No, the entire reason the GPL exists is to promote Free Software; it's the GNU Foundation's opinion that allowing modification of the GPL would not work towards this goal. The main concern is that there would be a plethora of "GPL-derived" but not Open Source or Free Software licenses, thus diluting the usefulness of the license.
The GPL is, in its essence, an ideological manifesto. Disallowing others from modifying your manifesto is not inconsistent with the GNU philosophy - the only thing they desire is that you allow others to modify your code, not your thoughts.

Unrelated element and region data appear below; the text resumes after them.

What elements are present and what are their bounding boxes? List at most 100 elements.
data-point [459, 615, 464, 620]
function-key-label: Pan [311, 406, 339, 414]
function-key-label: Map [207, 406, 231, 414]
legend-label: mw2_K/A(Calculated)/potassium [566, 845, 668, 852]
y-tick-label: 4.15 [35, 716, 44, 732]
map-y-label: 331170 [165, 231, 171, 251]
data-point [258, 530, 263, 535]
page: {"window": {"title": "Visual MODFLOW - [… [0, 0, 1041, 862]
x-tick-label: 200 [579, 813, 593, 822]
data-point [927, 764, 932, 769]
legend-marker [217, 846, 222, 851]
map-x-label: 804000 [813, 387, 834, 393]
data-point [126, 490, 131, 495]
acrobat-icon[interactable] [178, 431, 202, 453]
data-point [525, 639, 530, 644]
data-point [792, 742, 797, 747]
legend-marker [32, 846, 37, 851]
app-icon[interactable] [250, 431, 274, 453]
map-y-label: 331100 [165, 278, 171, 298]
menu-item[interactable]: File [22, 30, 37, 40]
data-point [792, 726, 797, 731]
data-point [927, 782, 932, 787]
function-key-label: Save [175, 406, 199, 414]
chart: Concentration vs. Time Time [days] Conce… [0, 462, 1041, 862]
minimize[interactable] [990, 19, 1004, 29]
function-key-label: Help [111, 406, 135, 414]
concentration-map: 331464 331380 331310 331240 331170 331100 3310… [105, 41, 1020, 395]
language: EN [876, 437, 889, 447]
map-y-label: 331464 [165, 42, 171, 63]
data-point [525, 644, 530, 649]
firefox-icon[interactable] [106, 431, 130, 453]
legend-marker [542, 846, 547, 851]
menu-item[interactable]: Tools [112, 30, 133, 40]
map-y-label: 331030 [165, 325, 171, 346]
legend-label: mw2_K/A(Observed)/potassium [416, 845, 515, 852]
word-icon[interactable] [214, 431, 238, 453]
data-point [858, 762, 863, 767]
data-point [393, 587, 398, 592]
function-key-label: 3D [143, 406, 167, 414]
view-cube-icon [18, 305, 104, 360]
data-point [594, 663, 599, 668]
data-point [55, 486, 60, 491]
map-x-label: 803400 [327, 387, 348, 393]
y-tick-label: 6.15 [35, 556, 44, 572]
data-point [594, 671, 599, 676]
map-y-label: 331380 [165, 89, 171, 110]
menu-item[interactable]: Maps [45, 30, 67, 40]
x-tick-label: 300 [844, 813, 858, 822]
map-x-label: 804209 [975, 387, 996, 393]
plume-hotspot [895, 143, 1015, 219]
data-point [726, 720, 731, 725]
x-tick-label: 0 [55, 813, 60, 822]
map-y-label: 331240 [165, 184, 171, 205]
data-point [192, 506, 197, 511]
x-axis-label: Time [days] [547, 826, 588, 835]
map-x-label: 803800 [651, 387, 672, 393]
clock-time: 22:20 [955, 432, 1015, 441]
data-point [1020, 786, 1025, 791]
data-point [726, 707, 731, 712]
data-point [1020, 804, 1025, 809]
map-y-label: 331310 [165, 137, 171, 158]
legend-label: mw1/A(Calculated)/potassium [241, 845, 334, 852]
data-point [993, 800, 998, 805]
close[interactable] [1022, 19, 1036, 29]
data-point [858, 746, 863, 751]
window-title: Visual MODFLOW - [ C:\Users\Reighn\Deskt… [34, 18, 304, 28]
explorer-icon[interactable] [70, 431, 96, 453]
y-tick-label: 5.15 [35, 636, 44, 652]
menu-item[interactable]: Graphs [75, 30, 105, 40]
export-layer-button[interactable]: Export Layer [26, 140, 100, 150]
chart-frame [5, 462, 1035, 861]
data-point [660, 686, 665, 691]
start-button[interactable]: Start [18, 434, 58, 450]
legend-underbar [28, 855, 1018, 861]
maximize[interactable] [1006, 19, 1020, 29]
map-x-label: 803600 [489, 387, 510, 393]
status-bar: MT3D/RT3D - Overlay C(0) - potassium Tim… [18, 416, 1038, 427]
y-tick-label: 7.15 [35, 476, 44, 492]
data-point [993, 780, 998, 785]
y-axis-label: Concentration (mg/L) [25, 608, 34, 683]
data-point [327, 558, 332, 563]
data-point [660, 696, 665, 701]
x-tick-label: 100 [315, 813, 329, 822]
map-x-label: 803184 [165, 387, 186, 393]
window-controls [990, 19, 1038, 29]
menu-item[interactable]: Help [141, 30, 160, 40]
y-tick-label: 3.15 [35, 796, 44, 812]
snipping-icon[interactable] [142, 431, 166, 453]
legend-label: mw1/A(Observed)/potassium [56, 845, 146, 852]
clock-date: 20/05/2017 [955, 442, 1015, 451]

If you'd read the GPL, you would answer your own questions. The GPL is a copyrighted document that grants you explicit permission to redistribute it in unmodified form. Thus the GPLed software that includes the GPL license is obviously not in violation, as they are explicitly granted a right to distribute it. What is not granted is a right to modify the GPL itself. The reasoning for this was that if modification were allowed it would dilute the usefulness of the license, as "GPL-derived" licenses might not even be Free Software or Open Source.
You can however provided added or amended licensing conditions without modifying the actual text of the GPL; for example "this program may be distributed under the terms of the GNU GPL with the added requirement that [blah blah]."
I agree, that's the major thing I see wrong with their service. If I actually pay for an mp3 at prices even 50% of a physical album, I expect to get near CD quality. And I certainly expect my paid mp3 to be at least as good quality as the free ones I can get off filesharing services. Now unless they give WAVs there will always be someone unsatisfied, but they can at least do better than 128kbps. 320kbps, 256kbps, even 192kbps, or perhaps LAME VBR at a high setting would all be acceptable to me.
Morality and law alike are determined by the weight of the people.
So slavery was moral, and the opposition of the South to the civil rights movement was likewise moral?
Yeah; I'd agree. If you think a DivX is "good enough," you're certainly not going to shell out $30 for a DVD, not to mention a DVD player. But an argument might be made that this online movie trading is cutting into movie rentals (e.g. Blockbuster), which both hurts that industry and by proxy the MPAA (since they can't sell as many rental copies to Blockbuster).